The Netherlands supports controversial plan to ban visas for Russian tourists
Speaking to RTL Nieuws on Tuesday, Foreign Minister Wopke Hoekstra announced that the Dutch government supported the controversial proposal for the European Union to ban the issuing of visas to Russian tourists.
Dutch government in favour of EU ban on tourists visas for Russians
While Hoekstra emphasised that different rules should apply to visas for students and refugees, the Dutch Foreign Minister made it clear that the Netherlands would advocate against the issuing of tourist visas to Russian citizens, saying he didn’t agree that the rule would unfairly punish Russian civilians for the ongoing war in Ukraine.
"On the one hand, you want interpersonal contact and you also want to recognise the difference between the state of Russia and Russian citizens,” Hoekstra explained to RTL Nieuws. “At the same time, we see that the vast majority of people who come here come to spend money in the PC Hooftstraat [in Amsterdam] are often rich Russians who are also regularly affiliated with the regime."
Over the course of the coming days, representatives from all EU member states - including Hoekstra - will meet in Prague to discuss the potential ban. The Dutch Foreign Minister hopes he and his colleagues will be able to reach an agreement: “[I hope] we can eventually walk out having agreed on a ban on tourist visas, leaving other visas untouched.”
Some EU member states argue visiting Europe is a privilege, not a right
Some EU countries, including Czechia and Estonia, have already restricted Russian access to tourist visas. The Ukrainian government has called for the EU to block all Russian visa requests, arguing that “[Russians] should be denied the right to cross borders until they have learned to respect them.” Similarly, Estonian Prime Minister Kaja Kallas believes that “visiting Europe is a privilege, not a human right.”

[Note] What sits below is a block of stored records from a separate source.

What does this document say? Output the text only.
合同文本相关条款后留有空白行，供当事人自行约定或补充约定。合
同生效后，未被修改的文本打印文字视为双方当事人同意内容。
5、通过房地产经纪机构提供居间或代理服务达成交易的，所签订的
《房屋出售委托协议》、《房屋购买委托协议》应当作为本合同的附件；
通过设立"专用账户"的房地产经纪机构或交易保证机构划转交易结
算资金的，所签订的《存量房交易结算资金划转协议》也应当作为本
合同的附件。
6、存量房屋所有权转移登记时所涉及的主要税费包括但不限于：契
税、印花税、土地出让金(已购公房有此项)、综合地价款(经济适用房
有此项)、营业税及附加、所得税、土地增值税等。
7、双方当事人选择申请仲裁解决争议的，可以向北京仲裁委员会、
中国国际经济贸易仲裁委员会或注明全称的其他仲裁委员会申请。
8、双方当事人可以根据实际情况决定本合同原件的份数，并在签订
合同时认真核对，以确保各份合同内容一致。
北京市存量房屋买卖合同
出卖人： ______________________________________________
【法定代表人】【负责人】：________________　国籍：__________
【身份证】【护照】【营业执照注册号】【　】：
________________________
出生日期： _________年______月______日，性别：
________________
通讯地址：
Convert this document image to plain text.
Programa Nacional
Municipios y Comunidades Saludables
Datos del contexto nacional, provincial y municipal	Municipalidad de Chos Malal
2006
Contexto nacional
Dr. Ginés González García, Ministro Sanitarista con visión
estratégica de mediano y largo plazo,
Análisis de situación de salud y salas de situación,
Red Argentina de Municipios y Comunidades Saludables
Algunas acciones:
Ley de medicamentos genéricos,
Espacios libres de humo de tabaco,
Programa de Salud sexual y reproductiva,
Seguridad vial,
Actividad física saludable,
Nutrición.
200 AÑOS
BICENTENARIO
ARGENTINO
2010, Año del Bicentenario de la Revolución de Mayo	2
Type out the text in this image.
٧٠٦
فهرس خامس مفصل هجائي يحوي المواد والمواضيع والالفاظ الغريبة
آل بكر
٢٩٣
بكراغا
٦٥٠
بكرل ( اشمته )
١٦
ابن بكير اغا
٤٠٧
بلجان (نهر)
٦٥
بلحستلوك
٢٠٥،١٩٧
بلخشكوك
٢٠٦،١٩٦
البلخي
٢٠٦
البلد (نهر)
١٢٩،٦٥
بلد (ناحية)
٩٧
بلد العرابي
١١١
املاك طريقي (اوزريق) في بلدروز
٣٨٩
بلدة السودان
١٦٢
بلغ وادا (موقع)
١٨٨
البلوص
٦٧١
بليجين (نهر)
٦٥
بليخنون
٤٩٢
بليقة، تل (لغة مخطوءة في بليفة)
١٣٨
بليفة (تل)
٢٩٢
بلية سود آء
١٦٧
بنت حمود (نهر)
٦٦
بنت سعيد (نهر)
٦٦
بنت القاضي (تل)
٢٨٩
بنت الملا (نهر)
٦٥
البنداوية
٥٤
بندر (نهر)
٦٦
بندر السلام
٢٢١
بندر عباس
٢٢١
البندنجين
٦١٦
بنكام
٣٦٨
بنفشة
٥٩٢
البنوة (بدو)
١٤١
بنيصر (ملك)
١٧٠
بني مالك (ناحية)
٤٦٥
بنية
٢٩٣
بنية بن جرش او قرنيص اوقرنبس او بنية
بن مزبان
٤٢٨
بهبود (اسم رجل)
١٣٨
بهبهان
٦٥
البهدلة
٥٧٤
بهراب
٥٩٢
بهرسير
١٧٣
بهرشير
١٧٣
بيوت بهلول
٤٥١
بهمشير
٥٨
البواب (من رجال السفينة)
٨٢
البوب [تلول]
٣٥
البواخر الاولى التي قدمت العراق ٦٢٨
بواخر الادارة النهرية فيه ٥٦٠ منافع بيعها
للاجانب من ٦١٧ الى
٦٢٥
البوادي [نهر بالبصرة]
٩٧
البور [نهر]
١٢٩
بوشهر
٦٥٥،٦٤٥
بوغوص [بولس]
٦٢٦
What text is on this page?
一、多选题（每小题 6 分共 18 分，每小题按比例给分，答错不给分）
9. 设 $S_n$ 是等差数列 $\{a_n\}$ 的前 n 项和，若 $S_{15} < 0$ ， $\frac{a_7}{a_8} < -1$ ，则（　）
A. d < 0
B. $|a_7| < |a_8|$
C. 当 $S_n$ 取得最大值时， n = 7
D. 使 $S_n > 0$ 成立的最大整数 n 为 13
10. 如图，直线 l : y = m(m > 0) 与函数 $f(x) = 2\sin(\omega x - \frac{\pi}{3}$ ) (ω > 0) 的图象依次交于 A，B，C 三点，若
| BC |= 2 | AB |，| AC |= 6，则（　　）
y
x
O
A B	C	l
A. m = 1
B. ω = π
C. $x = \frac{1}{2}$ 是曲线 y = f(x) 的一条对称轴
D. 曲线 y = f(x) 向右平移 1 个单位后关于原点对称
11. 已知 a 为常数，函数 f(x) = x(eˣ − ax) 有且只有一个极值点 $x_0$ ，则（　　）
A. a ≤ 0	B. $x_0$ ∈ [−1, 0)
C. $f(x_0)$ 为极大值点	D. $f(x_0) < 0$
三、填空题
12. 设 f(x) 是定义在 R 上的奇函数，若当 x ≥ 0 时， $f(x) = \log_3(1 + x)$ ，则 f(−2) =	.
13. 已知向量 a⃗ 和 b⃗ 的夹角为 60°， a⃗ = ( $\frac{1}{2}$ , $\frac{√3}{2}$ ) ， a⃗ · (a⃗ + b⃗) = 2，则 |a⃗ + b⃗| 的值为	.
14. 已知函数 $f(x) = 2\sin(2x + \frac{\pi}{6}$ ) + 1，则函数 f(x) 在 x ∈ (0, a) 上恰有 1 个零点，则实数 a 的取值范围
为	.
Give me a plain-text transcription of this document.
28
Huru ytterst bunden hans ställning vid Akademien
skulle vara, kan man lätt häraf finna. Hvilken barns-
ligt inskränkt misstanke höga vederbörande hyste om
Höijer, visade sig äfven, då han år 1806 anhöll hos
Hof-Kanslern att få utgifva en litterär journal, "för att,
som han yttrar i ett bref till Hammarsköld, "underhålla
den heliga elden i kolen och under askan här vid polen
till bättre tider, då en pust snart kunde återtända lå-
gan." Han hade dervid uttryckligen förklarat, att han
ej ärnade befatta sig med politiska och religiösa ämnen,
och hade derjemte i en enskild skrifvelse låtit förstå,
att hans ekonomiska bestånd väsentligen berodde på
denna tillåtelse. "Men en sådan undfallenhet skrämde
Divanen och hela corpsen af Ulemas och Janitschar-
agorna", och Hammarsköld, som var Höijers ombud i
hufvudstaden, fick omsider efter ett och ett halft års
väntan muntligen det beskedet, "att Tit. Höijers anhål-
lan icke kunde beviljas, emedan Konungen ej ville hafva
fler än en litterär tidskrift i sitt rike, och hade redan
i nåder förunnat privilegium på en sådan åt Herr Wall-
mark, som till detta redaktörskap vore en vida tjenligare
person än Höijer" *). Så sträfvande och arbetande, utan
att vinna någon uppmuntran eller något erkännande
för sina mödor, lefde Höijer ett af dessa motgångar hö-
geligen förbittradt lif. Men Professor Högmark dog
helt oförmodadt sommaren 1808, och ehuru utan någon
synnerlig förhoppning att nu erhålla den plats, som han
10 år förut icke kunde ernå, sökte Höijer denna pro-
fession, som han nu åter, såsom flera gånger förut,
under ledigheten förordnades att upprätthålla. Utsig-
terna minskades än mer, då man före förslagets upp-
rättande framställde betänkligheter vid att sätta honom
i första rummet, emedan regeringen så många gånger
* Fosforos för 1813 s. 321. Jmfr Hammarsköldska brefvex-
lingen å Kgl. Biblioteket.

While many have joined calls for an EU-wide ban, some of the key members of the bloc - notably Germany and France - are more hesitant. These member states worry the ban would further antagonise the people of Russia, and argue that the move would make it harder for Russian dissidents to flee Putin’s regime. The EU is also looking into options for making visa applications significantly more expensive for Russian citizens.
Figures from European border agency Frontex reveal that nearly one million Russians have arrived in the EU since the outbreak of the war at the end of February. Interestingly, data shows that the Netherlands hasn’t issued any tourist visas to Russian citizens since April, which the Foreign Minister says is a result of a lack of staff.